如果在条件允许的情况下，可以进行资源及容量规划。

```shell
kubectl edit elasticsearch mcamel-common-es-cluster-masters -n mcamel-system
```

![image](https://docs.daocloud.io/daocloud-docs-images/docs/middleware/elasticsearch/images/faq-es-4.png)

## OCP 环境安装 __Elasticsearch__ 时报错 __Operation not permitted__ 

**报错信息**

![image](https://docs.daocloud.io/daocloud-docs-images/docs/middleware/elasticsearch/images/faq-es-5.png)

**解决方式**

![image](https://docs.daocloud.io/daocloud-docs-images/docs/middleware/elasticsearch/images/faq-es-6.png)

## 某个节点磁盘读吞吐异常、CPU workload 很高

**异常信息**

![image](https://docs.daocloud.io/daocloud-docs-images/docs/middleware/elasticsearch/images/faq-es-7.png)
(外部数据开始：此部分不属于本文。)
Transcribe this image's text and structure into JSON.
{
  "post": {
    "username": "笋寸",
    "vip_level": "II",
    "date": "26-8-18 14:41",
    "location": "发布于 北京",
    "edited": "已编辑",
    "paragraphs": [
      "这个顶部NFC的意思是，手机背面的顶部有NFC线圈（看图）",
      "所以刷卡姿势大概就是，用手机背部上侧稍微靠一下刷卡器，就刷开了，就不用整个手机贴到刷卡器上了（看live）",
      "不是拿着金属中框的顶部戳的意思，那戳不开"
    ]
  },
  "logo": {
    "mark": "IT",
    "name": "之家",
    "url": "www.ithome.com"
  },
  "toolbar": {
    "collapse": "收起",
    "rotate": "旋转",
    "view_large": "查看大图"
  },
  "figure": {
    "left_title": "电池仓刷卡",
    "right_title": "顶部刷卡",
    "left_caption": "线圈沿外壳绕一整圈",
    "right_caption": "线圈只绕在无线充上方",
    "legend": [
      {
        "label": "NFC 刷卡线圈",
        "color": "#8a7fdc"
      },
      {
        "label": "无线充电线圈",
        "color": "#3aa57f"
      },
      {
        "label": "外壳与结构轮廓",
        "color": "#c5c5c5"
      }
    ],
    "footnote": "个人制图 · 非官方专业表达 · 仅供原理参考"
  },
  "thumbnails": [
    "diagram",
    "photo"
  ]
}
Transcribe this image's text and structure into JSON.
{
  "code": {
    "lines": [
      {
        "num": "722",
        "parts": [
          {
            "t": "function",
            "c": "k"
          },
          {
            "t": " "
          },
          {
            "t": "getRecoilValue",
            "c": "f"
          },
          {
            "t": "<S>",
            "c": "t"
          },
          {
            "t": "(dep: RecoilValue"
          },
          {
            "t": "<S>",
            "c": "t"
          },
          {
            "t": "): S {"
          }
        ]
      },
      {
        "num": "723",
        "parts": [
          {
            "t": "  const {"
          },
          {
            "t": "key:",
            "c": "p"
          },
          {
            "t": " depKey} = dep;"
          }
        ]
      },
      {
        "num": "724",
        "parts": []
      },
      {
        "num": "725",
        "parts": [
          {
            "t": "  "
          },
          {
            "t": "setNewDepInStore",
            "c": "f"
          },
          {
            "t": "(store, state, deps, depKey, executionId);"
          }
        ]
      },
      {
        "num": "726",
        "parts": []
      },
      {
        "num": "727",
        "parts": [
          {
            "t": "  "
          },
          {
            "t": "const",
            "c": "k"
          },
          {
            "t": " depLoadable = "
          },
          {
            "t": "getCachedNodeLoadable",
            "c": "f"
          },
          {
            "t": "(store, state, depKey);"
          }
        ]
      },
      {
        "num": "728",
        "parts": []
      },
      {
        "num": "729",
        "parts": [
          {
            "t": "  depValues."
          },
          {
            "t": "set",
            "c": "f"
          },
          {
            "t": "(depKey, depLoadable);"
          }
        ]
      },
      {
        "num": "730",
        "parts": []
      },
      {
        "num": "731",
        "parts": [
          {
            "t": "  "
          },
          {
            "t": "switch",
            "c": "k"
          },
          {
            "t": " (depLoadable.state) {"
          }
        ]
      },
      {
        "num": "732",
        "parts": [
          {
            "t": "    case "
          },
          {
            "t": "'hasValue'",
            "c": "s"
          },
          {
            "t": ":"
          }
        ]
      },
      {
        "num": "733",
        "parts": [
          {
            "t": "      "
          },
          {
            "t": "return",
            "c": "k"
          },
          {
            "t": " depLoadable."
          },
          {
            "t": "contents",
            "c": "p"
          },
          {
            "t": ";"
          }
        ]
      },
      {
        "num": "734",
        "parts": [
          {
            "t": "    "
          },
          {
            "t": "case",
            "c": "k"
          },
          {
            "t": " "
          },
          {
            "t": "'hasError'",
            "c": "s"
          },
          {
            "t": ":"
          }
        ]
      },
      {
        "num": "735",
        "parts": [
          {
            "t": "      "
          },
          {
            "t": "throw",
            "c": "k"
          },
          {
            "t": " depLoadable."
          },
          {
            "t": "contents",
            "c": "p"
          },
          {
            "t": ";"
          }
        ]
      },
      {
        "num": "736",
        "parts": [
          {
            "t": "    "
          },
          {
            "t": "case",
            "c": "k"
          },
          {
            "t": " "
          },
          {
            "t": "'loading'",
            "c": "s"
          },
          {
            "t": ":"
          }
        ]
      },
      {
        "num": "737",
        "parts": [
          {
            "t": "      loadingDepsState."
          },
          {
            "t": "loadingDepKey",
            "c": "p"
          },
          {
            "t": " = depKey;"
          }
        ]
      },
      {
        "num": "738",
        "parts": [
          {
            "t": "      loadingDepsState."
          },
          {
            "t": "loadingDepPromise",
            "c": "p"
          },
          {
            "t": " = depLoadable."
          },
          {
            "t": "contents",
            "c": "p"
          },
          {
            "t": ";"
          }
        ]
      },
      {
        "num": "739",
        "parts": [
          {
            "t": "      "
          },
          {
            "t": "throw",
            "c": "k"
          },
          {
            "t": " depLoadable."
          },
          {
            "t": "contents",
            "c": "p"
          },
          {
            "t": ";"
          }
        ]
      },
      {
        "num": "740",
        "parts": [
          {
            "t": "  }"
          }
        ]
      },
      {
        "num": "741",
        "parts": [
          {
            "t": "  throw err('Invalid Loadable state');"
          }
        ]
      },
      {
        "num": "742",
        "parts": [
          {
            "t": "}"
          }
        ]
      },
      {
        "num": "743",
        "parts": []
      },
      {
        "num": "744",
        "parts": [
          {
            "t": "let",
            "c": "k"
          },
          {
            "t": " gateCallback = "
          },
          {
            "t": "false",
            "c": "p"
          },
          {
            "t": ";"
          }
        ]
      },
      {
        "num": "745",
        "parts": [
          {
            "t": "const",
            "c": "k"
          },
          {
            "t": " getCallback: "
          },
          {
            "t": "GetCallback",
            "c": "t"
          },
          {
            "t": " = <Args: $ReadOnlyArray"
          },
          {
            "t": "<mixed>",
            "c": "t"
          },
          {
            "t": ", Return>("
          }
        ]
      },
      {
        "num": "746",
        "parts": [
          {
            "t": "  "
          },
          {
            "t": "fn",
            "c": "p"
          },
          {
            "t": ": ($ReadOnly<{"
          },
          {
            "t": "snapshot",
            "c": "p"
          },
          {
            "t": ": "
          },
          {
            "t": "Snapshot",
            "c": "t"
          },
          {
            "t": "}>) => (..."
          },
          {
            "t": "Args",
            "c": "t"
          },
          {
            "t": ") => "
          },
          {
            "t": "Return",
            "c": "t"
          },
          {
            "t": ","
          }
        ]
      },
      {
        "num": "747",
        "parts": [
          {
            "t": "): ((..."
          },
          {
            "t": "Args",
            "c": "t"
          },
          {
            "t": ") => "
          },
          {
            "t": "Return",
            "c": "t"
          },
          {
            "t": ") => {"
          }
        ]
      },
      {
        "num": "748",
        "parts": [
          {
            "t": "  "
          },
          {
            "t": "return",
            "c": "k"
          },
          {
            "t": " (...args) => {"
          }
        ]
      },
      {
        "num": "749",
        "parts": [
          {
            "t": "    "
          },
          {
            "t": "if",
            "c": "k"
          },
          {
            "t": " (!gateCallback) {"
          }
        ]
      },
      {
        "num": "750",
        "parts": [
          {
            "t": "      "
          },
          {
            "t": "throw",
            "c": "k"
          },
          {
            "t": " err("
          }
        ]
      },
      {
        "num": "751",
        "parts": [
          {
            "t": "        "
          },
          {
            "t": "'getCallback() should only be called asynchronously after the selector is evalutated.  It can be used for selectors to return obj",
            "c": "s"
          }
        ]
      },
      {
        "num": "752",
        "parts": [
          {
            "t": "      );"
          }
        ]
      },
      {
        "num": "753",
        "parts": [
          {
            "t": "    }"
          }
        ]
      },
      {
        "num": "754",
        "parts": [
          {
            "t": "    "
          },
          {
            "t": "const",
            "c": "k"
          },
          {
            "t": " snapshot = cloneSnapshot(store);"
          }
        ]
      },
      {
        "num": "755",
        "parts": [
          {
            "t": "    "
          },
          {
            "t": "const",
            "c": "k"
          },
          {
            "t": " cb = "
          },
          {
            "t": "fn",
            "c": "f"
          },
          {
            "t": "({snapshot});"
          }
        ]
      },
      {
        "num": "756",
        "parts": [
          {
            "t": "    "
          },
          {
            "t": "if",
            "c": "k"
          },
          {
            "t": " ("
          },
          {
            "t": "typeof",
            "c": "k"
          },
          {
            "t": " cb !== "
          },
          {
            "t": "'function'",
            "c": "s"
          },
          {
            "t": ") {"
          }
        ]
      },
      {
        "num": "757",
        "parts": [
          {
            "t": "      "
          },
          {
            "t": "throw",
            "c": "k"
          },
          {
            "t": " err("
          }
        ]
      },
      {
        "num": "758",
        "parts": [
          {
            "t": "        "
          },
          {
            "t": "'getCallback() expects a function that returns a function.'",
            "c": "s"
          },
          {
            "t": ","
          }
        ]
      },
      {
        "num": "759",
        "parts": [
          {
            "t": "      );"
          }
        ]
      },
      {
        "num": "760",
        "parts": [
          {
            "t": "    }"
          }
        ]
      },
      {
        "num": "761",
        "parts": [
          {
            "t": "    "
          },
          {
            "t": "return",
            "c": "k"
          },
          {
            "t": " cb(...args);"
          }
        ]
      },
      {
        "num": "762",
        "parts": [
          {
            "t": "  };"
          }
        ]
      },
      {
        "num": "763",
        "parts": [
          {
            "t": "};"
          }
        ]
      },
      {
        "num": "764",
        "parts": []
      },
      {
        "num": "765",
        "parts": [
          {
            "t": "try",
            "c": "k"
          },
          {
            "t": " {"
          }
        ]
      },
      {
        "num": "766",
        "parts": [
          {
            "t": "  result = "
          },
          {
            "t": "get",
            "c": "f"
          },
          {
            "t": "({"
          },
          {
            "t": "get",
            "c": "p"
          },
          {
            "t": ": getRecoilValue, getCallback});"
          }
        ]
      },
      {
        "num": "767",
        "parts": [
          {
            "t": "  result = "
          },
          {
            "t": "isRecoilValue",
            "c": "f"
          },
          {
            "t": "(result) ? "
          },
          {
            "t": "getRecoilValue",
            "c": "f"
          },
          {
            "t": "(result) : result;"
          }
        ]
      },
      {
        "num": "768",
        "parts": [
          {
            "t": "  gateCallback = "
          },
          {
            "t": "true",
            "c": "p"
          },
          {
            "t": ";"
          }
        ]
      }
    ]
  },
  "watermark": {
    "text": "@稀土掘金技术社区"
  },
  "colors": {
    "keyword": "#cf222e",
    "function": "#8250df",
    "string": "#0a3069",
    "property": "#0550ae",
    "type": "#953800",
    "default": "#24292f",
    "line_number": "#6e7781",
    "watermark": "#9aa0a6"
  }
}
![image](https://docs.daocloud.io/daocloud-docs-images/docs/middleware/elasticsearch/images/faq-es-8.png)

**解决方式**

如果 es 在此节点，可以将ES进程杀掉恢复。

## 数据写入 __Elasticsearch__ 时报错 __status:429__ 

**完整的报错信息如下：**

```info
[2023/03/23 09:47:16] [error] [output:es:es.kube.kubeevent.syslog] error: Output
{"took":0,"errors":true,"items":[{"create":{"_index":"insight-es-k8s-logs-000067","_type":"_doc","_id":"MhomDIcBLVS7yRloG6PF","status":429,"error":{"type":"es_rejected_execution_exception","reason":"rejected execution of org.elasticsearch.action.support.replication.TransportWriteAction$1/WrappedActionListener{org.elasticsearch.action.support.replication.ReplicationOperation$$Lambda$7002/0x0000000801b2b3d0@16e9faf7}{org.elasticsearch.action.support.replication.ReplicationOperation$$Lambda$7003/0x0000000801b2b5f8@46bcb787} on EsThreadPoolExecutor[name = mcamel-common-es-cluster-masters-es-data-0/write, queue capacity = 10000, org.elasticsearch.common.util.concurrent.EsThreadPoolExecutor@499b0f50[Running, pool size = 2, active threads = 2, queued tasks = 10000, completed tasks = 11472149]]"}}},{"create":{"_index":"insight-es-k8s-logs-000067","_type":"_doc","_id":"MxomDIcBLVS7yRloG6PF","status":429,"error":{"type":"es_rejected_execution_exception","reason":"rejected execution of org.elasticsearch.action.support.replication.TransportWriteAction$1/WrappedActionListener{org.elasticsearch.action.support.replication.ReplicationOperation$$Lambda$7002/0x0000000801b2b3d0@16e9faf7}{org.elasticsearch.action.support.replication.ReplicationOperation$$Lambda$7003/0x0000000801b2b5f8@46bcb787} on EsThreadPoolExecutor[name = mcamel-common-es-cluster-masters-es-data-0/write, queue capacity = 10000, org.elasticsearch.common.util.concurrent.EsThreadPoolExecutor@499b0f50[Running, pool size = 2, active threads = 2, queued tasks = 10000, completed tasks = 11472149]]"}}},{"create":{"_index":"insight-es-k8s-logs-000067","_type":"_doc","_id":"NBomDIcBLVS7yRloG6PF","status":429,"error":{"type":"es_rejected_execution_exception","reason":"rejected execution of org.elasticsearch.action.support.replication.TransportWriteAction$1/WrappedActionListener{org.elasticsearch.action.support.replication.ReplicationOperation$$Lambda$7002/0x0000000801b2b3d0@16e9faf7}{org.elasticsearch.action.support.replication.ReplicationOperation$$Lambda$7003/0x0000000801b2b5f8@46bcb787} on EsThreadPoolExecutor[name = mcamel-common-es-cluster-masters-es-data-0/write, queue capacity = 10000, org.elasticsearch.common.util.concurrent.EsThreadPoolExecutor@499b0f50[Running, pool size = 2, active threads = 2, queued tasks = 10000, completed tasks = 11472149]]"}}}]}
```

**解决方式**

- 方式 1：产生 429 错误的原因是 __Elasticsearch__ 写入并发过大， __Elasticsearch__ 来不及处理导致，可以适当降低写入并发并控制写入量。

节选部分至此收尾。